Was den Nahmen der Deuten oder Teutonen betrifft, welche anfänglich in dem
heutigen Dänemark wohneten, und sich schon hundert Jahre vor Christi
Geburt bekannt machten, so scheint es, daß ihre Benennung einen
ähnlichen Ursprung hat, obgleich nicht zu vermuthen ist, daß der
spätere Nahmen der Deutschen von ihnen entstanden sey.Anm. 2. Eine andere
Frage ist, ob dieses Wort vorn mit einem D oder mit einem T geschrieben werden
müsse. Richey, Fabricius und Gottsched haben in den neuern Zeiten eigene
Schriften darüber heraus gegeben. Richey ist der einzige, der diese Frage
aus dem rechten Gesichtspuncte angesehen und beantwortet hat; allein er wurde
überschrien. Die Niedersachsen, bey welchen dieser Nahme entstanden ist,
schreiben und sprechen düdsch, düdest. Die Oberdeutschen, die das d
in den meisten Fällen in t verändern, haben teutsch, im
Schwabenspiegel tutsch, bey dem Hornegk tewtzsch, bey den Schwäbischen
Dichtern tuitsch. Die Franken, deren Mundart eine Vermischung des
Niederdeutschen und Alemannischen ist, wähleten ein th, das Mittel
zwischen dem d und t. Die Hochdeutschen schrieben nach dem Muster der
Oberdeutschen lange ein t, bis durch Luthern und andere Niedersachsen in
Obersachsen das d üblicher wurde, welches sich auch daselbst erhalten hat.

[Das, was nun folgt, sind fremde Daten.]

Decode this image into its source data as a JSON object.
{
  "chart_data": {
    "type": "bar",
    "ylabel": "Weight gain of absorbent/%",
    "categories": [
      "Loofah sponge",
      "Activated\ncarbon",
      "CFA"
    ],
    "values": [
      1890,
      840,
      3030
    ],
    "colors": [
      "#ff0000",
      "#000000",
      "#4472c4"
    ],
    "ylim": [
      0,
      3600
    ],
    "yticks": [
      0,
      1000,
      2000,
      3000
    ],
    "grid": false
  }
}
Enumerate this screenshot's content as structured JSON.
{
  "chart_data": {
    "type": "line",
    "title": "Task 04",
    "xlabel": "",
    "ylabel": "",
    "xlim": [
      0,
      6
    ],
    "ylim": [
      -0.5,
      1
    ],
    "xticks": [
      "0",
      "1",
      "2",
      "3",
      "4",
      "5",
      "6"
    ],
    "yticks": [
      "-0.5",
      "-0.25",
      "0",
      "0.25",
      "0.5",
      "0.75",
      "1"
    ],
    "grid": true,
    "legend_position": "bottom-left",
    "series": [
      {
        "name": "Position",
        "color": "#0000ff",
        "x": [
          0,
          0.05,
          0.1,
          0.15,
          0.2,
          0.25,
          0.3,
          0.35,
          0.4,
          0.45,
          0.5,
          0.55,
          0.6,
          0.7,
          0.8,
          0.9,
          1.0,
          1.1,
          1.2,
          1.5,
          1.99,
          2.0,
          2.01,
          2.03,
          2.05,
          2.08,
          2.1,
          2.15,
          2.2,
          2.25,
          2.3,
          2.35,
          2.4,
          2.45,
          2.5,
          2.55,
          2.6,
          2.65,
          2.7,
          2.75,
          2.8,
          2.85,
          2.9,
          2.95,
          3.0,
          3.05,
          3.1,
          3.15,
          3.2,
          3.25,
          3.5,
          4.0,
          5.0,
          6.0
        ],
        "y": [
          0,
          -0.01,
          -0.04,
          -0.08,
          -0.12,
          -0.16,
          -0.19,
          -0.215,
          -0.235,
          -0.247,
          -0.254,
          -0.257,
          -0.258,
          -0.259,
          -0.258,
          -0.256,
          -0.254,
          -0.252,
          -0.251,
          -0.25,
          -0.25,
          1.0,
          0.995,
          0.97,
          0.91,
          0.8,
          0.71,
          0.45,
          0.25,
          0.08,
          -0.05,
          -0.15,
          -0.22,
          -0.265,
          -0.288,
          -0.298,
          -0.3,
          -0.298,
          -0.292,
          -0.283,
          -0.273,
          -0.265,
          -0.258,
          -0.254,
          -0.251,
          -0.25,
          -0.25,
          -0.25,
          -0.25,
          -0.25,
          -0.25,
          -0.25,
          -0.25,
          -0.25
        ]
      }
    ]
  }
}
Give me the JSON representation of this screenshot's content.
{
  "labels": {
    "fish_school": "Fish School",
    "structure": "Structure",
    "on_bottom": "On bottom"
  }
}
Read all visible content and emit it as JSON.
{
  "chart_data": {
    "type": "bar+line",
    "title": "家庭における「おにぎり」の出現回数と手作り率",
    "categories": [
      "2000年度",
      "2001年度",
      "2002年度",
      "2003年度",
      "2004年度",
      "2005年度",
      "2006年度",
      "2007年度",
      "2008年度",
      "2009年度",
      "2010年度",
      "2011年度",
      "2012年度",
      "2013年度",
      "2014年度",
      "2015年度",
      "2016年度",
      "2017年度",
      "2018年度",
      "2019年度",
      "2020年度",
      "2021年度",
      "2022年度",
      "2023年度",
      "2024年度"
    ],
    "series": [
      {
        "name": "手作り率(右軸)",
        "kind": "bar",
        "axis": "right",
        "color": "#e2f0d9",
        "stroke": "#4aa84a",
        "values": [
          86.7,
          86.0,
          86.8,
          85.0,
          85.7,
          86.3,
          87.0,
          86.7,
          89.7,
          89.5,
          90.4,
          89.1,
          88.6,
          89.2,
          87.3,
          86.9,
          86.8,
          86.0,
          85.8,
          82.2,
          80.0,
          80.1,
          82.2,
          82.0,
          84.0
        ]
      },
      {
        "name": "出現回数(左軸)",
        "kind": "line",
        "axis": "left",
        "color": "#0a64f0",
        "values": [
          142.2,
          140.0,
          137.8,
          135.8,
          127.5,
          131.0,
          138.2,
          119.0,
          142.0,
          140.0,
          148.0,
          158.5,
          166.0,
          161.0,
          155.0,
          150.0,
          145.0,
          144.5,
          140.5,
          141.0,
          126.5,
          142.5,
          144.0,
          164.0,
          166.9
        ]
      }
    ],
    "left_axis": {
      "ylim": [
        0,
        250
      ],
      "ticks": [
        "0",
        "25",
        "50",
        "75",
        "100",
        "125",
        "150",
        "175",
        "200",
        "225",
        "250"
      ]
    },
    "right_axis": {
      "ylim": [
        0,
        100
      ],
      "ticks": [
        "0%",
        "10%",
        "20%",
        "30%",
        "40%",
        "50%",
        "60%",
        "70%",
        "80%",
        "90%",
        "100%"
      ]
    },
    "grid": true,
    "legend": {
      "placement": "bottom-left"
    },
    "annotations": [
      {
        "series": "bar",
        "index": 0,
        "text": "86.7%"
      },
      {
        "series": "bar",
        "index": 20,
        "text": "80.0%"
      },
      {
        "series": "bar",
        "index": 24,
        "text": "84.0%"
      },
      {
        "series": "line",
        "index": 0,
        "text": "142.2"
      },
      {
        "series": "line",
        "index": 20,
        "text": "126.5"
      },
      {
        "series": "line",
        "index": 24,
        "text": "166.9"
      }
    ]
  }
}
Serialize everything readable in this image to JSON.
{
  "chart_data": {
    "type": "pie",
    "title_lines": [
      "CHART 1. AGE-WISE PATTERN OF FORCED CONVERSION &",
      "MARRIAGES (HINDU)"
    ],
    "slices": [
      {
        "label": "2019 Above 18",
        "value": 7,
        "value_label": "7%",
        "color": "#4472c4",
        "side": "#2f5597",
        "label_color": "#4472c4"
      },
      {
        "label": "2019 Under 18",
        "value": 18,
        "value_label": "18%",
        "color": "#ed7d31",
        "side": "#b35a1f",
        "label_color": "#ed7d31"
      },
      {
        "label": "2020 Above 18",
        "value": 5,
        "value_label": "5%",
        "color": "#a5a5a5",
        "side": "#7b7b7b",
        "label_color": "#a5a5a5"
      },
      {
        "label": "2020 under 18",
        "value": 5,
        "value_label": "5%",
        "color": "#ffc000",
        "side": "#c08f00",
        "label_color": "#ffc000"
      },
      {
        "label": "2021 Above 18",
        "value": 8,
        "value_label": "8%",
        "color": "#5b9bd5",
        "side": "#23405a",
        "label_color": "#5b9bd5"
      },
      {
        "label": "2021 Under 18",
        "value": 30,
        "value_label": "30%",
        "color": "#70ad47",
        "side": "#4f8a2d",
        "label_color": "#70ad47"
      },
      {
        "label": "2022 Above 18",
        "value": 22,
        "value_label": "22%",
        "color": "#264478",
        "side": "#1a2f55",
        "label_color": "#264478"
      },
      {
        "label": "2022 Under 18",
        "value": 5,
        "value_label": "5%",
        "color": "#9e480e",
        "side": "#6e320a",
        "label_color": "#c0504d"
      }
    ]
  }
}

Das verwandte Wort Deut, Diet, Volk, wird selbst im Oberdeutschen nicht leicht
mit einem T gefunden werden. Bey dem Kero lautet es Deota, im Salischen Gesetze
Theada, bey dem Übersetzer Isidors Dheod, bey dem Ulphilas Thiuda,im
Angels. Theod, bey dem Ottfried Thiet, Thiot, bey dem Notker Diet, im Schwed.